AQUELA OCORRÊNCIA no poço tornou-se pouco tempo o tema de conversação em toda a cidade. Tanto as jovens como as matronas aguçavam a vista em direção a escandalosa virgem, procurando confirmação das suspeitas que as suas palavras haviam despertado. Faziam-no em qualquer lugar em que ela estivesse, fosse no mercado ou no poço, algumas com timidez, outras com ar de conhecedoras.
–
Bobas que sois! A barriga dela já está volumosa e ainda estais procurando
descobrir qualquer sinal! escarneceu uma viúva que tinha a pretensão de
conhecer algo do ofício de parteira.
–
O novo carpinteiro gosta de furtar os figos antes de estarem maduros, declarou
a outra.
Não
demorou muito para que os boatos chegassem aos ouvidos das autoridades, e o
rabino, juntamente com os juízes do tribunal, decidiram que o caso exigia uma
investigação oficial.
Acontecia
que, sob o ponto de vista estritamente legal, o ato de coabitação entre noivo e
noiva não constituía crime. De fato, era uma das três maneiras reconhecidas
cara concluir um contrato de casamento. No entanto, deve-se acrescentar que a
sua legalidade não amenizava de forma alguma a ação indecorosa, pois tais
relações com uma noiva eram consideradas violação brutal do decoro e uma nódoa
que ficaria para sempre na família da noiva. todavia, o ato em si não era
suscetível de punição contanto que o noivo confessasse ser o autor e declarasse
publicamente que escolhera tal método como o meio de consumar o casamento. No
entanto, se ele negasse a sua participação no caso, a culpa de infidelidade
caía toda sobre a noiva, a qual seria então estigmatizada como adúltera, e,
para o crime de adultério, as leis de Moisés admitiam apenas uma punição –
morte a pedradas. Com tal ameaça a pairar-lhes no espirito, as autoridades não
sentiam disposição para mortificar uma filha de Israel, acusando-a de um crime
capital. Decidiram, por conseguinte, interrogar primeiro o noivo. O caso
ficaria encerrado imediatamente, se ele confessasse o fato.
Como
se poderia esperar, José ignorava completamente os boatos que agitavam a
cidade, não obstante a nuvem de tristeza que pairava sobre os seus parentes.
Cochichavam sempre a seu redor. Ficavam com as fisionomias carregadas toda a
vez que ele aparecia, e mesmo assim José mal percebia a transformação e,
certamente, estava longe de suspeitar a verdadeira causa de tudo aquilo.
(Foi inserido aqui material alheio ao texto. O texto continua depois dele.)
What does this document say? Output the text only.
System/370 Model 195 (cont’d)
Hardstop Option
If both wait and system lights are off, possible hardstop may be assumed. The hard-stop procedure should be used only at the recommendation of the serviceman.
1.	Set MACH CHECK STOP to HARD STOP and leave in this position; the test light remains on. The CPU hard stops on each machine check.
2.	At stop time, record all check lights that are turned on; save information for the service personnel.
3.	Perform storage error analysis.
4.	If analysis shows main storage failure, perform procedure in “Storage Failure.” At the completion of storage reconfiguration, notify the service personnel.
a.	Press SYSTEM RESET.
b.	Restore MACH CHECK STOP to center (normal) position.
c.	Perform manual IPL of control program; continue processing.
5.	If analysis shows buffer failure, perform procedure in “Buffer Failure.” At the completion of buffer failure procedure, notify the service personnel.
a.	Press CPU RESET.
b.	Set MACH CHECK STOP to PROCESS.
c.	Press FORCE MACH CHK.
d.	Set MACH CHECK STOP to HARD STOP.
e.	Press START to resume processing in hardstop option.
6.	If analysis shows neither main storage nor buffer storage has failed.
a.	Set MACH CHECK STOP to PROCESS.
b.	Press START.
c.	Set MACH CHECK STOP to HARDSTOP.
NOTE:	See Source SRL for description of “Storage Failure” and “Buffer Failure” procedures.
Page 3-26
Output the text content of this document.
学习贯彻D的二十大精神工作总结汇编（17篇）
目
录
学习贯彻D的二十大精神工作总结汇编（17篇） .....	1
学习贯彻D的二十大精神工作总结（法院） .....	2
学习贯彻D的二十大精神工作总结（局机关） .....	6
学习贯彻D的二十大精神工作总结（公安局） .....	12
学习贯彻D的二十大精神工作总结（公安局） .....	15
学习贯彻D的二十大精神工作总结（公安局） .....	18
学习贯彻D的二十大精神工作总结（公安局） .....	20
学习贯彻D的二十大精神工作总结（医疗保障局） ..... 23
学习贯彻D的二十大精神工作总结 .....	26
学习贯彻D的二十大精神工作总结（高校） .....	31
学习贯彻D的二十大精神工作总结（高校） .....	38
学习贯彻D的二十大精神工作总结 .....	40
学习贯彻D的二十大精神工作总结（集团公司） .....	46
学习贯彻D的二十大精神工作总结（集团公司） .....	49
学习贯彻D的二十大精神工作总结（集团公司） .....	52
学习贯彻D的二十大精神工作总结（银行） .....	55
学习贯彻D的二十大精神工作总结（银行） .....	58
Achava-se demasiadamente absorvido com os preparativos de seu próximo casamento
e economizava os seus magros ganhos para poder comprar presentes para a família
da noiva e o vinho que deveria fornecer para a festa. Sabia o conceito em que
um homem era tido pelo número de copos que se bebia nessa ocasião.
José
estava tão embebido nos preparativos e a eles se dedicava com tal ardor, que
nem deu pela mudança na atitude de seu parente e amigo, Reb Elimelech, o qual
começara a afastar-se dele, quase deixando mesmo de responder às suas
saudações. Na família da noiva, as coisas eram ainda piores; seus membros
murmuravam com azedume contra o jovem intruso que lhes destruíra a paz. A
própria mãe de Maria refugiara-se num canto da casa numa noite em que José fora
visitar a noiva.
Foi
na sinagoga que José viu que todo o mundo o evitava. Os homens não deram
atenção às suas saudações e evitavam passar perto do banco em que se achava.
Viu o olhar de zombaria e de desprezo que lhe atiravam. Ficou completamente
surpreendido com aquele tratamento, pois ignorava tivesse cometido qualquer
falta. Teria, ao mesmo tempo, rejeitado veementemente a idéia de que aquela
hostilidade geral que começara a pesar-lhe terrivelmente no espirito tivesse
qualquer relação com a noiva, principalmente com a sua castidade. Teria imposto
o silêncio a qualquer homem que ousasse ferir a honra de uma filha de Israel.
Permaneceu assim, na ignorância dos fatos, pois não encontrava justificativa
para o tratamento cruel que lhe estavam dispensando.
Foi,
portanto, com genuína e profunda surpresa que recebeu uma intimação para
comparecer perante o tribunal de Nazaré.